Quant à François Rebsamen, il a, notamment, répondu à une question que d’aucuns se posaient : « Pourquoi est-ce vous, Monsieur le Premier ministre, qui me remettez les insignes d’officier de la Légion d’honneur ? Parmi mes amis, quelques-uns considèrent a priori la chose comme une bizarrerie. Certains – ils ne sont pas présents – pensent même que je suis un homme de droite. Ils se trompent : je suis un homme de gauche qui a voté Emmanuel Macron et qui le fait savoir comme l’ont fait d’ailleurs près de 40% des électeurs de François Hollande en 2012.
Pourquoi vous ? La franchise m’impose de le reconnaître : parce que mes amis de gauche ne me l’ont pas proposé. C’est vous, Monsieur le Premier ministre, qui me l’avez proposé et c’est donc à vous que je dois cette distinction et, finalement, à personne d’autre, si ce n’est peut-être un peu au président de la République ».
L’amour de Dijon
Le maire et président de Dijon métropole n’a pas manqué de rappeler tous les liens qui l’unissaient à la capitale régionale, tout en glissant une phrase sur l’avenir : « J’aime cette ville, j’y suis né, j’y ai grandi, j’ai étudié, j’ai fait un peu la fête aussi. J’ai construit ma vie, ma famille. Depuis 2001, j’œuvre à la transformation de ma ville.

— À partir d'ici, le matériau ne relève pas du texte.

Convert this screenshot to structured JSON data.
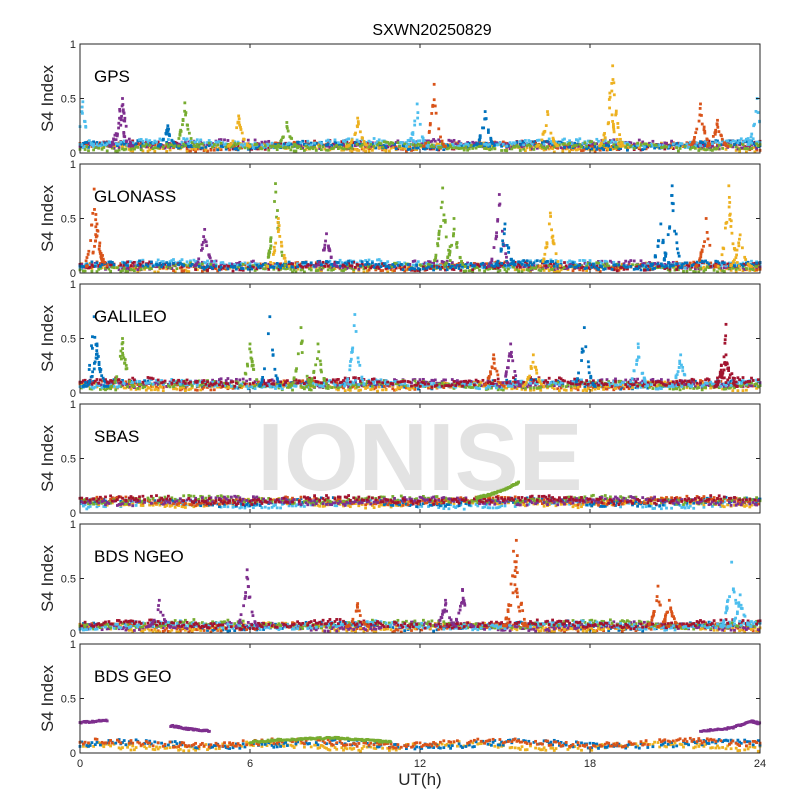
{
  "watermark": "IONISE",
  "chart_data": {
    "type": "scatter",
    "title": "SXWN20250829",
    "xlabel": "UT(h)",
    "ylabel": "S4 Index",
    "xlim": [
      0,
      24
    ],
    "ylim": [
      0,
      1
    ],
    "xticks": [
      "0",
      "6",
      "12",
      "18",
      "24"
    ],
    "yticks": [
      "0",
      "0.5",
      "1"
    ],
    "colors": [
      "#0072BD",
      "#D95319",
      "#EDB120",
      "#7E2F8E",
      "#77AC30",
      "#4DBEEE",
      "#A2142F"
    ],
    "panels": [
      {
        "label": "GPS",
        "baselines": [
          [
            6,
            0.07
          ],
          [
            1,
            0.06
          ],
          [
            2,
            0.05
          ],
          [
            3,
            0.08
          ],
          [
            0,
            0.07
          ],
          [
            5,
            0.09
          ],
          [
            4,
            0.06
          ]
        ],
        "spikes": [
          [
            0.1,
            0.47,
            5
          ],
          [
            1.4,
            0.4,
            3
          ],
          [
            1.5,
            0.5,
            3
          ],
          [
            3.1,
            0.25,
            0
          ],
          [
            3.7,
            0.46,
            4
          ],
          [
            5.6,
            0.34,
            2
          ],
          [
            7.3,
            0.28,
            4
          ],
          [
            9.8,
            0.32,
            2
          ],
          [
            11.9,
            0.45,
            5
          ],
          [
            12.5,
            0.63,
            1
          ],
          [
            14.3,
            0.38,
            0
          ],
          [
            16.5,
            0.38,
            2
          ],
          [
            18.7,
            0.55,
            2
          ],
          [
            18.8,
            0.8,
            2
          ],
          [
            21.9,
            0.45,
            1
          ],
          [
            22.5,
            0.3,
            1
          ],
          [
            23.9,
            0.5,
            5
          ]
        ]
      },
      {
        "label": "GLONASS",
        "baselines": [
          [
            2,
            0.05
          ],
          [
            1,
            0.06
          ],
          [
            3,
            0.07
          ],
          [
            5,
            0.08
          ],
          [
            4,
            0.05
          ],
          [
            6,
            0.06
          ],
          [
            0,
            0.07
          ]
        ],
        "spikes": [
          [
            0.5,
            0.77,
            1
          ],
          [
            0.6,
            0.45,
            1
          ],
          [
            4.4,
            0.4,
            3
          ],
          [
            6.9,
            0.82,
            4
          ],
          [
            7.0,
            0.5,
            2
          ],
          [
            8.7,
            0.36,
            3
          ],
          [
            12.8,
            0.78,
            4
          ],
          [
            13.2,
            0.5,
            4
          ],
          [
            14.8,
            0.72,
            3
          ],
          [
            15.0,
            0.45,
            0
          ],
          [
            16.6,
            0.55,
            2
          ],
          [
            20.5,
            0.45,
            0
          ],
          [
            20.9,
            0.8,
            0
          ],
          [
            22.1,
            0.5,
            1
          ],
          [
            22.9,
            0.8,
            2
          ],
          [
            23.3,
            0.35,
            2
          ]
        ]
      },
      {
        "label": "GALILEO",
        "baselines": [
          [
            0,
            0.08
          ],
          [
            1,
            0.07
          ],
          [
            2,
            0.06
          ],
          [
            3,
            0.09
          ],
          [
            4,
            0.07
          ],
          [
            5,
            0.08
          ],
          [
            6,
            0.1
          ]
        ],
        "spikes": [
          [
            0.5,
            0.7,
            0
          ],
          [
            0.6,
            0.45,
            0
          ],
          [
            1.5,
            0.5,
            4
          ],
          [
            6.0,
            0.45,
            4
          ],
          [
            6.7,
            0.7,
            0
          ],
          [
            7.8,
            0.6,
            4
          ],
          [
            8.4,
            0.45,
            4
          ],
          [
            9.7,
            0.72,
            5
          ],
          [
            14.6,
            0.35,
            1
          ],
          [
            15.2,
            0.45,
            3
          ],
          [
            16.0,
            0.35,
            2
          ],
          [
            17.8,
            0.6,
            0
          ],
          [
            19.7,
            0.45,
            5
          ],
          [
            21.2,
            0.35,
            5
          ],
          [
            22.8,
            0.35,
            6
          ],
          [
            22.8,
            0.63,
            6
          ]
        ]
      },
      {
        "label": "SBAS",
        "baselines": [
          [
            5,
            0.08
          ],
          [
            2,
            0.09
          ],
          [
            0,
            0.1
          ],
          [
            1,
            0.11
          ],
          [
            4,
            0.12
          ],
          [
            3,
            0.11
          ],
          [
            6,
            0.12
          ]
        ],
        "spikes": [],
        "segments": [
          {
            "color": 4,
            "points": [
              [
                14,
                0.14
              ],
              [
                14.5,
                0.17
              ],
              [
                15,
                0.22
              ],
              [
                15.5,
                0.28
              ]
            ]
          }
        ]
      },
      {
        "label": "BDS NGEO",
        "baselines": [
          [
            0,
            0.06
          ],
          [
            1,
            0.05
          ],
          [
            2,
            0.05
          ],
          [
            3,
            0.06
          ],
          [
            4,
            0.08
          ],
          [
            5,
            0.07
          ],
          [
            6,
            0.08
          ]
        ],
        "spikes": [
          [
            2.8,
            0.3,
            3
          ],
          [
            5.9,
            0.58,
            3
          ],
          [
            9.8,
            0.27,
            1
          ],
          [
            12.9,
            0.3,
            3
          ],
          [
            13.5,
            0.4,
            3
          ],
          [
            15.3,
            0.75,
            1
          ],
          [
            15.4,
            0.85,
            1
          ],
          [
            20.4,
            0.43,
            1
          ],
          [
            20.8,
            0.3,
            1
          ],
          [
            23.0,
            0.65,
            5
          ],
          [
            23.3,
            0.35,
            5
          ]
        ]
      },
      {
        "label": "BDS GEO",
        "baselines": [
          [
            2,
            0.06
          ],
          [
            0,
            0.08
          ],
          [
            1,
            0.09
          ]
        ],
        "spikes": [],
        "segments": [
          {
            "color": 3,
            "points": [
              [
                0,
                0.28
              ],
              [
                1,
                0.3
              ]
            ]
          },
          {
            "color": 3,
            "points": [
              [
                3.2,
                0.25
              ],
              [
                3.8,
                0.22
              ],
              [
                4.6,
                0.2
              ]
            ]
          },
          {
            "color": 3,
            "points": [
              [
                21.9,
                0.2
              ],
              [
                23,
                0.23
              ],
              [
                23.7,
                0.29
              ],
              [
                24,
                0.27
              ]
            ]
          },
          {
            "color": 4,
            "points": [
              [
                6,
                0.1
              ],
              [
                7,
                0.12
              ],
              [
                8,
                0.13
              ],
              [
                9,
                0.14
              ],
              [
                10,
                0.12
              ],
              [
                11,
                0.1
              ]
            ]
          }
        ]
      }
    ]
  }
}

Je le fais uniquement dans l’intérêt des habitants, au présent et au futur. Je suis vraiment mû par cette conviction profonde que nous sommes là pour agir et pour nous dépasser.

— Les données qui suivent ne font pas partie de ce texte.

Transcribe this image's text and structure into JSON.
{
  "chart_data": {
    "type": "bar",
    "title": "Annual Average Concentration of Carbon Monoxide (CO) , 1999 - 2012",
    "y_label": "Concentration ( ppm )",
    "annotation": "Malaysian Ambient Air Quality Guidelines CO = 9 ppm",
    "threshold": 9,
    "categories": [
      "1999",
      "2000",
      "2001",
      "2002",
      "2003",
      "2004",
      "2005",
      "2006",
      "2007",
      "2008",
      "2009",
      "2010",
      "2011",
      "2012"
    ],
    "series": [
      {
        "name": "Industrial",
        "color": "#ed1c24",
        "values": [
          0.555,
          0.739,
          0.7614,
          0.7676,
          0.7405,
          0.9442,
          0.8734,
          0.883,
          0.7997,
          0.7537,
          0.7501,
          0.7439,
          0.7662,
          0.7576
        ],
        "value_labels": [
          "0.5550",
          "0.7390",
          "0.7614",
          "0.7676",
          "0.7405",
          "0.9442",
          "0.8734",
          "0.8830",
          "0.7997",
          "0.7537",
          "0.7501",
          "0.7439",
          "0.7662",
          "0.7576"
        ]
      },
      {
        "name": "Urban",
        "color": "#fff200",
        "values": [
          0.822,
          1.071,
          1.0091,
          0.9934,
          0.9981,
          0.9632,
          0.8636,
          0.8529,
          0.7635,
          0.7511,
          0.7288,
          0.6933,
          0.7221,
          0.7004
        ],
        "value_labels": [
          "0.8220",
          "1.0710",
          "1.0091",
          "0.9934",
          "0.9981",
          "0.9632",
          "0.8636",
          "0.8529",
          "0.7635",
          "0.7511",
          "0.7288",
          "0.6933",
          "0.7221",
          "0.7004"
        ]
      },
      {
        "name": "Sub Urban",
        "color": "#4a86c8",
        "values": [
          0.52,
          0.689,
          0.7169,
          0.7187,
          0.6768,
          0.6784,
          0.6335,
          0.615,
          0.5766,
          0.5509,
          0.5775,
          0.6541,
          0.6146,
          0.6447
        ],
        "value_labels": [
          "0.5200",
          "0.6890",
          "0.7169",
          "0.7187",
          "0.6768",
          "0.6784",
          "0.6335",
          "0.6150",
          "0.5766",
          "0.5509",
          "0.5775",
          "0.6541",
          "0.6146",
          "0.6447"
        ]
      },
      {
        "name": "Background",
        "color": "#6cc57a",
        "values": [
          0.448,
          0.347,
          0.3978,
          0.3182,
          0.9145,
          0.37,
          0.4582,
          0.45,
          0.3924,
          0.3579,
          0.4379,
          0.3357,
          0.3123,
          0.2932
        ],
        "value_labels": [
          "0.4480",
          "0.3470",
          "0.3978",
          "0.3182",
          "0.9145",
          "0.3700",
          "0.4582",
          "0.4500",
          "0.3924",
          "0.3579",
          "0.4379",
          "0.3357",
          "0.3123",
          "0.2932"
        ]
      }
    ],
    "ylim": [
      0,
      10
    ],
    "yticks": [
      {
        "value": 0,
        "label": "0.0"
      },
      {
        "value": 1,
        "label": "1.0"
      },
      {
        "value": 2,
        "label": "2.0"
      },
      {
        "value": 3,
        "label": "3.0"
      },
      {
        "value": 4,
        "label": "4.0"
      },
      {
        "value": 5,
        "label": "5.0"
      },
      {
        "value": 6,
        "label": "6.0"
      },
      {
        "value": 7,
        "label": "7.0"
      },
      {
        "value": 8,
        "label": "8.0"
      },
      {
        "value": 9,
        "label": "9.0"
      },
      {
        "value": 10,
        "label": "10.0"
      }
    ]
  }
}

Mon projet pour cette ville, c’est une ville écologique, solidaire et attractive pour concilier les enjeux économiques, environnementaux, sociétaux, produire de la qualité de vie, dépasser les égoïsmes du quotidien, être fidèle à un idéal de société plus juste et se donner les moyens pour agir en ce sens. Le dessein est vaste. Fort heureusement, je n’y travaille pas seul. Je suis accompagné par des élus, à la Ville et à la Métropole, de grande qualité. Je suis accompagné par ma première adjointe Nathalie Koenders dont je prends le pari que vous entendrez certainement parler dans l’avenir… »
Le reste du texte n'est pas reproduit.